Carbon – Ice Composite Materials: Water Structure and Dynamics at the Carbon Interface

Carbon and water in its various states of matter make up a substantial proportion of our Universe. The two materials are highly dissimilar with respect to their chemical and physical properties. Elemental carbon is even often referred to as a hydrophobic, ‘water-hating’ material. Yet, the two materials often coexist and critical yet poorly understood processes take place at the interface between these unlike chemical species. This includes the hydration shells of hydrophobic moieties in biomolecules, clathrate hydrate materials where water molecules crystallise around hydrophobic guest species as well as icy comets which are often black due to the presence of carbon at their surfaces.

The aim of the CARBONICE project is to investigate the interface and interplay between water and carbon in detail. Using new and innovative experimental strategies, the water molecule will be placed in a variety of different yet highly relevant carbon environments. This will give us unprecedented insights into how water hydrates hydrophobic species which is highly important in the context of hydrophobic interactions. Investigations into how carbon species influence phase transitions of ice will give new insights into crystallisation phenomena but will also reveal the factors that lead to the formation of either ferro- or antiferroelectric ices. Creating carbon – ice composites in the lab as they exist on comets will enable us to understand the complex weather cycles on comets and may help explaining the unusual surface features recently identified by the Rosetta space probe.

In summary, this truly multidisciplinary project opens up a new spyhole to critically important processes at the water – carbon interface. The results will have an impact on the space, atmospheric and general materials sciences but will also be highly relevant with respect to further optimising the computer models of water as well as understanding the properties of water in nano-confinements and how it drives biological processes.
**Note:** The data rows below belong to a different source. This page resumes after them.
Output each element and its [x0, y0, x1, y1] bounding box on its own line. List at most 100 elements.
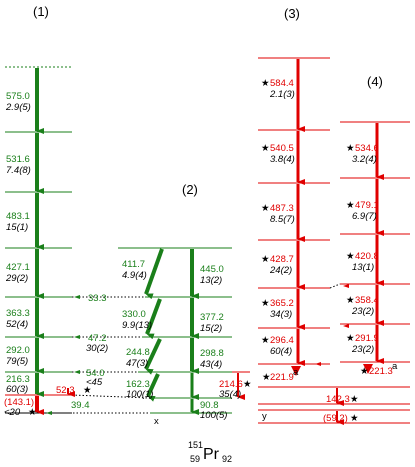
- dotted-link: [71, 394, 151, 399]
- energy-label: 54.0: [86, 368, 105, 379]
- energy-label: 427.1: [6, 262, 30, 273]
- superscript: a: [293, 367, 299, 378]
- energy-label: 52.3: [56, 385, 75, 396]
- intensity-label: 35(4): [219, 389, 241, 400]
- intensity-label: 79(5): [6, 356, 28, 367]
- star-icon: ★: [360, 366, 369, 377]
- intensity-label: 15(2): [200, 323, 222, 334]
- star-icon: ★: [346, 295, 355, 306]
- x-label: x: [154, 416, 159, 427]
- energy-label: 531.6: [6, 154, 30, 165]
- intensity-label: 8.5(7): [270, 214, 295, 225]
- energy-label: 365.2: [270, 298, 294, 309]
- energy-label: 540.5: [270, 143, 294, 154]
- star-icon: ★: [346, 200, 355, 211]
- intensity-label: 7.4(8): [6, 165, 31, 176]
- band-2-label: (2): [182, 182, 198, 197]
- energy-label: (59.2): [323, 413, 348, 424]
- band-3-label: (3): [284, 6, 300, 21]
- energy-label: 420.8: [355, 251, 379, 262]
- energy-label: 221.3: [369, 366, 393, 377]
- y-label: y: [262, 411, 267, 422]
- arrowhead: [291, 366, 301, 376]
- intensity-label: 13(1): [352, 262, 374, 273]
- star-icon: ★: [261, 335, 270, 346]
- intensity-label: 13(2): [200, 275, 222, 286]
- arrowhead: [315, 362, 321, 366]
- intensity-label: 3.8(4): [270, 154, 295, 165]
- star-icon: ★: [350, 394, 359, 405]
- intensity-label: <20: [4, 407, 21, 418]
- intensity-label: 4.9(4): [122, 270, 147, 281]
- intensity-label: 15(1): [6, 222, 28, 233]
- star-icon: ★: [243, 379, 252, 390]
- energy-label: 296.4: [270, 335, 294, 346]
- energy-label: 483.1: [6, 211, 30, 222]
- energy-label: 534.6: [355, 143, 379, 154]
- intensity-label: 2.1(3): [269, 89, 295, 100]
- energy-label: 292.0: [6, 345, 30, 356]
- intensity-label: 60(4): [270, 346, 292, 357]
- star-icon: ★: [83, 385, 92, 396]
- superscript: a: [392, 361, 398, 372]
- neutron-number: 92: [222, 454, 232, 464]
- band-1-label: (1): [33, 4, 49, 19]
- cross-arrow: [144, 248, 164, 300]
- cross-arrow: [144, 338, 162, 375]
- proton-number: 59: [190, 454, 200, 464]
- intensity-label: 9.9(13): [122, 320, 152, 331]
- intensity-label: 100(1): [126, 389, 153, 400]
- energy-label: 221.9: [270, 372, 294, 383]
- energy-label: 90.8: [200, 400, 219, 411]
- intensity-label: 2.9(5): [5, 102, 31, 113]
- energy-label: 330.0: [122, 309, 146, 320]
- intensity-label: <45: [86, 377, 103, 388]
- intensity-label: 52(4): [6, 319, 28, 330]
- arrowhead: [343, 284, 349, 288]
- intensity-label: 6.9(7): [352, 211, 377, 222]
- energy-label: 162.3: [126, 379, 150, 390]
- band-4: ★ 534.6 3.2(4) ★ 479.1 6.9(7) ★ 420.8 13…: [315, 121, 410, 377]
- energy-label: 358.4: [355, 295, 379, 306]
- arrowhead: [46, 411, 52, 415]
- band-3: ★ 584.4 2.1(3) ★ 540.5 3.8(4) ★ 487.3 8.…: [258, 57, 330, 383]
- mass-number: 151: [188, 440, 203, 450]
- cross-arrow: [146, 373, 160, 402]
- band-2: 445.0 13(2) 377.2 15(2) 298.8 43(4) 411.…: [45, 247, 252, 427]
- energy-label: 377.2: [200, 312, 224, 323]
- energy-label: 244.8: [126, 347, 150, 358]
- star-icon: ★: [28, 407, 37, 418]
- energy-label: 298.8: [200, 348, 224, 359]
- band-4-label: (4): [367, 74, 383, 89]
- star-icon: ★: [261, 254, 270, 265]
- energy-label: 33.3: [88, 293, 107, 304]
- star-icon: ★: [346, 143, 355, 154]
- intensity-label: 30(2): [86, 343, 108, 354]
- intensity-label: 47(3): [126, 358, 148, 369]
- intensity-label: 60(3): [6, 384, 28, 395]
- intensity-label: 3.2(4): [352, 154, 377, 165]
- star-icon: ★: [346, 251, 355, 262]
- energy-label: 428.7: [270, 254, 294, 265]
- energy-label: 445.0: [200, 264, 224, 275]
- arrowhead: [343, 324, 349, 328]
- intensity-label: 24(2): [269, 265, 292, 276]
- intensity-label: 23(2): [351, 306, 374, 317]
- energy-label: 411.7: [122, 259, 145, 270]
- energy-label: (143.1): [4, 397, 34, 408]
- intensity-label: 43(4): [200, 359, 222, 370]
- energy-label: 39.4: [71, 400, 90, 411]
- nucleus-label: 151 59 Pr 92: [188, 440, 232, 464]
- arrowhead: [363, 364, 373, 374]
- energy-label: 584.4: [270, 78, 294, 89]
- star-icon: ★: [261, 143, 270, 154]
- energy-label: 575.0: [6, 91, 30, 102]
- intensity-label: 100(5): [200, 410, 227, 421]
- arrowhead: [74, 295, 80, 299]
- star-icon: ★: [350, 413, 359, 424]
- intensity-label: 29(2): [5, 273, 28, 284]
- intensity-label: 34(3): [270, 309, 292, 320]
- energy-label: 487.3: [270, 203, 294, 214]
- element-symbol: Pr: [203, 446, 220, 463]
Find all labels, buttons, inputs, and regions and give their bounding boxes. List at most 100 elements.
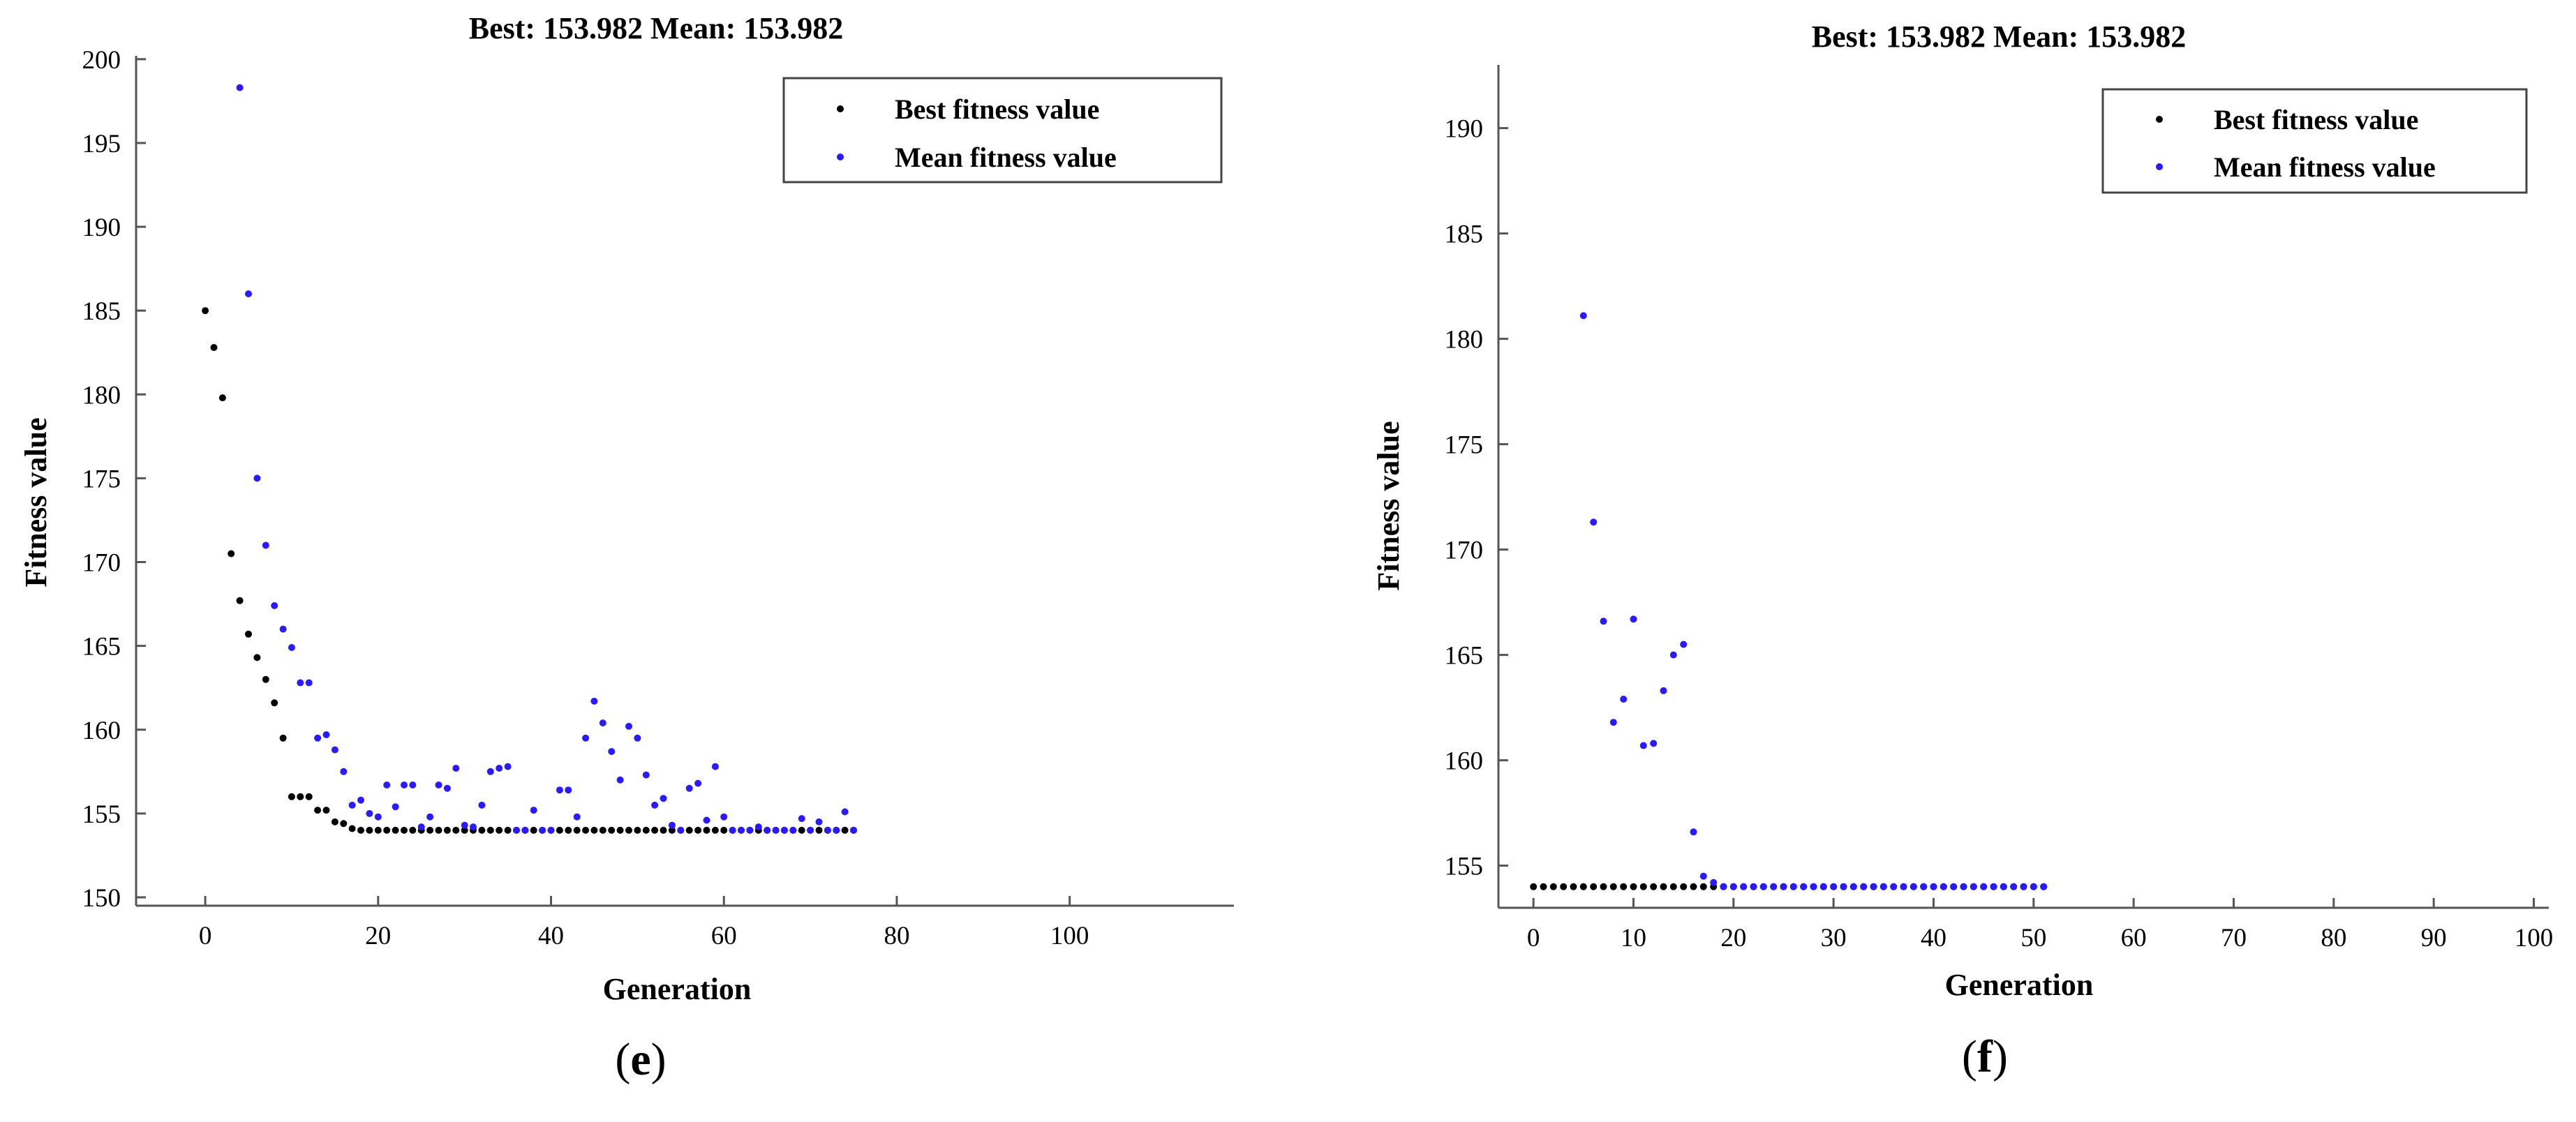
mean-fitness-point	[478, 801, 486, 809]
mean-fitness-point	[807, 826, 814, 834]
mean-fitness-point	[236, 84, 244, 91]
legend-marker-best	[2156, 116, 2163, 123]
series-mean-fitness	[236, 84, 857, 834]
mean-fitness-point	[1860, 883, 1868, 890]
y-tick-label: 195	[82, 130, 121, 158]
best-fitness-point	[1560, 883, 1568, 890]
best-fitness-point	[297, 793, 304, 800]
best-fitness-point	[651, 826, 659, 834]
mean-fitness-point	[815, 818, 823, 825]
best-fitness-point	[590, 826, 598, 834]
mean-fitness-point	[1870, 883, 1877, 890]
mean-fitness-point	[348, 801, 356, 809]
mean-fitness-point	[634, 734, 641, 742]
best-fitness-point	[685, 826, 693, 834]
best-fitness-point	[262, 675, 269, 683]
mean-fitness-point	[1729, 883, 1737, 890]
mean-fitness-point	[720, 813, 728, 821]
x-tick-label: 40	[538, 922, 564, 950]
best-fitness-point	[1590, 883, 1598, 890]
y-tick-label: 175	[82, 465, 121, 493]
x-tick-label: 10	[1621, 924, 1646, 952]
mean-fitness-point	[1630, 615, 1637, 623]
mean-fitness-point	[357, 796, 364, 804]
mean-fitness-point	[1600, 618, 1607, 625]
best-fitness-point	[530, 826, 537, 834]
mean-fitness-point	[1680, 641, 1688, 648]
best-fitness-point	[608, 826, 616, 834]
best-fitness-point	[504, 826, 512, 834]
legend: Best fitness value Mean fitness value	[2101, 88, 2528, 194]
mean-fitness-point	[573, 813, 581, 821]
best-fitness-point	[366, 826, 373, 834]
best-fitness-point	[668, 826, 676, 834]
mean-fitness-point	[1579, 312, 1587, 320]
y-tick-label: 185	[82, 297, 121, 326]
mean-fitness-point	[824, 826, 831, 834]
mean-fitness-point	[1879, 883, 1887, 890]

During this project, we developed new methods for mixing ‘water-hating’ carbon materials and ice - effectively making a comet in the lab. Using highly specialised neutron techniques, we studies the structure of water surrounding the carbon molecules. A plethora of diverse structures was discovered and we observed the onset of the often-discussed cross-over from small molecules towards water-repelling surfaces. Furthermore, we studied the effects of the carbon species on the phase transitions of the ice and the thermal desorption properties as it would be observed on comets. As part of our efforts to mix carbon species and ice, we found that ball-milling at low temperatures produces a new form of ice, medium-density amorphous ice, that may enable us to understand the many anomalies of liquid water in the future. Furthermore, we showed that ice can be a high-energy geophysical material under certain conditions. In addition to the work on carbon species, we showed that ammonium fluoride has an enormous impact on the phase transitions of ice and we also conducted detailed studies into the effects of acid and base dopants. In summary, this project has given new insights into the properties of the all-important H2O molecule in its condensed states and the effects other chemical species can have on ice. The results are important with respect to space research, the hydration of biomolecules and the formation of ice in clouds.

Several of the publications resulting from this project have progressed the field beyond the state of the art. The impacts of the various studies are diverse and affect the areas of space research, hydrophobic hydration, understanding the anomalies of liquid water, inducing disorder in materials with topological charges and clarified the nature of a new distorted crystalline form of ice which may have parallels with other classes of materials. The discovery of medium-density amorphous ice was entirely unexpected but will have a huge impact on our understanding of water and its many solid forms.